The Last Boy, by Jane Leavy
Richard J. Garfunkel
1-2-10
I just finished 450 horrible pages of debauchery and self-destructive and wanton idiocy of an American idol, who hated himself. I have been a Yankee fan since 1951, my first game, and was a Mantle fan like everyone else. I learned about his true character when I was a freshman in college from a classmate who lived next to him in Dallas and often baby sat for the Commerce Comet. Over the years many stories leaked out about his career and how he wasted possibly the greatest physical potential since Babe Ruth. Leavy tells in intimate detail all of his failures, disgusting conduct and his dissolute life. Don't cry any crocodile tears for The Mick. He wasn't misled he made and dissipated fortunes, ruined his children, abused his wife and countless women and was at best a disgusting lout. He was surrounded by idolaters who generally warned him, helped him, gave him the best legal, moral and medical advice and he ignored them all. In the end he left almost $7 million to his do-nothing, drug-ravaged idiotic off-spring, who never were loved by him, and amounted to nothing. His financial legacy continues to pour money into the bank accounts of his Okie, trailer park trash heirs.
Probably of all the ballplayers in the post WWII era, from Williams through Mays, Aaron, DiMaggio, etc, never made together as much as Mantle, from merely his name. The rumors of his business losses are just that. All his lawyers made good on his earlier investments, and his later advisers, despite their loutish client, were always there for him. Don't waste your time or money on this book. it is a disgusting account, with little about his baseball career. Leavy was obsessed with this guy and decided to let all the poisons come out. Alone the language she quotes and his actions would make anyone with an iota of taste throw up.

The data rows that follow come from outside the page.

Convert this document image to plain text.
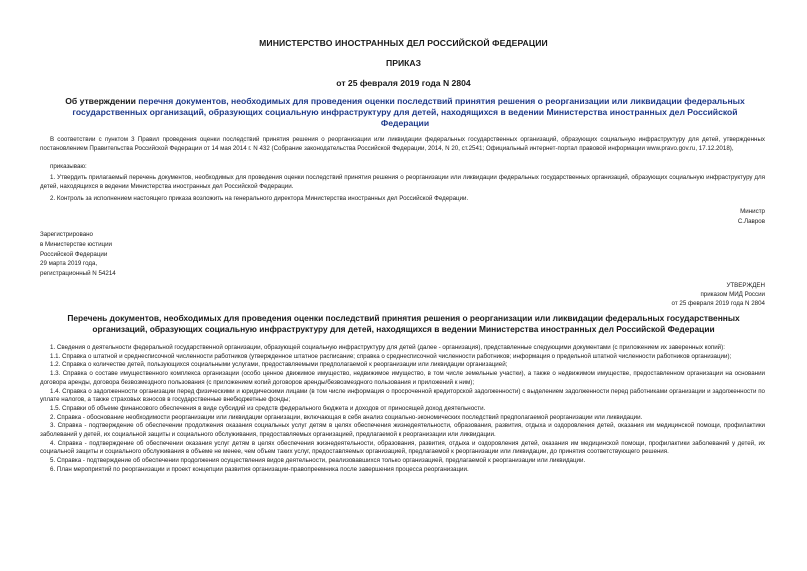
МИНИСТЕРСТВО ИНОСТРАННЫХ ДЕЛ РОССИЙСКОЙ ФЕДЕРАЦИИ
ПРИКАЗ
от 25 февраля 2019 года N 2804
Об утверждении перечня документов, необходимых для проведения оценки последствий принятия решения о реорганизации или ликвидации федеральных государственных организаций, образующих социальную инфраструктуру для детей, находящихся в ведении Министерства иностранных дел Российской Федерации
В соответствии с пунктом 3 Правил проведения оценки последствий принятия решения о реорганизации или ликвидации федеральных государственных организаций, образующих социальную инфраструктуру для детей, утвержденных постановлением Правительства Российской Федерации от 14 мая 2014 г. N 432 (Собрание законодательства Российской Федерации, 2014, N 20, ст.2541; Официальный интернет-портал правовой информации www.pravo.gov.ru, 17.12.2018),
приказываю:
1. Утвердить прилагаемый перечень документов, необходимых для проведения оценки последствий принятия решения о реорганизации или ликвидации федеральных государственных организаций, образующих социальную инфраструктуру для детей, находящихся в ведении Министерства иностранных дел Российской Федерации.
2. Контроль за исполнением настоящего приказа возложить на генерального директора Министерства иностранных дел Российской Федерации.
Министр
С.Лавров
Зарегистрировано
в Министерстве юстиции
Российской Федерации
29 марта 2019 года,
регистрационный N 54214
УТВЕРЖДЕН
приказом МИД России
от 25 февраля 2019 года N 2804
Перечень документов, необходимых для проведения оценки последствий принятия решения о реорганизации или ликвидации федеральных государственных организаций, образующих социальную инфраструктуру для детей, находящихся в ведении Министерства иностранных дел Российской Федерации

1. Сведения о деятельности федеральной государственной организации, образующей социальную инфраструктуру для детей (далее - организация), представленные следующими документами (с приложением их заверенных копий):

1.1. Справка о штатной и среднесписочной численности работников (утвержденное штатное расписание; справка о среднесписочной численности работников; информация о предельной штатной численности работников организации);

1.2. Справка о количестве детей, пользующихся социальными услугами, предоставляемыми предполагаемой к реорганизации или ликвидации организацией;

1.3. Справка о составе имущественного комплекса организации (особо ценное движимое имущество, недвижимое имущество, в том числе земельные участки), а также о недвижимом имуществе, предоставленном организации на основании договора аренды, договора безвозмездного пользования (с приложением копий договоров аренды/безвозмездного пользования и приложений к ним);

1.4. Справка о задолженности организации перед физическими и юридическими лицами (в том числе информация о просроченной кредиторской задолженности) с выделением задолженности перед работниками организации и задолженности по уплате налогов, а также страховых взносов в государственные внебюджетные фонды;

1.5. Справки об объеме финансового обеспечения в виде субсидий из средств федерального бюджета и доходов от приносящей доход деятельности.

2. Справка - обоснование необходимости реорганизации или ликвидации организации, включающая в себя анализ социально-экономических последствий предполагаемой реорганизации или ликвидации.

3. Справка - подтверждение об обеспечении продолжения оказания социальных услуг детям в целях обеспечения жизнедеятельности, образования, развития, отдыха и оздоровления детей, оказания им медицинской помощи, профилактики заболеваний у детей, их социальной защиты и социального обслуживания, предоставляемых организацией, предлагаемой к реорганизации или ликвидации.

4. Справка - подтверждение об обеспечении оказания услуг детям в целях обеспечения жизнедеятельности, образования, развития, отдыха и оздоровления детей, оказания им медицинской помощи, профилактики заболеваний у детей, их социальной защиты и социального обслуживания в объеме не менее, чем объем таких услуг, предоставляемых организацией, предлагаемой к реорганизации или ликвидации, до принятия соответствующего решения.

5. Справка - подтверждение об обеспечении продолжения осуществления видов деятельности, реализовавшихся только организацией, предлагаемой к реорганизации или ликвидации.

6. План мероприятий по реорганизации и проект концепции развития организации-правопреемника после завершения процесса реорганизации.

As bad and boorish as DiMaggio was, he comes across as prince compared to Mantle. DiMaggio, who was incredibly uneducated, and self-absorbed, never made it easy for his center field heir, but so what! His life has already been parsed and it wasn't much of a bargain. But, again, compared to Mantle he was an alter boy and a saint.
Mantle was a somewhat of a babe in the woods, but his actions towards fans, strangers, family and friends was at a level of obnoxiousness that had to be unrivaled. But his buddies like Ford, Martin and others loved his “good-time Charley” spending and partying. As bad as most of them were, they couldn't keep pace with The Mick. Maybe Billy Martin, a drunken and disgusting lout could have rivaled Mantle if he had the fame and had not killed himself when he drove off the road drunk.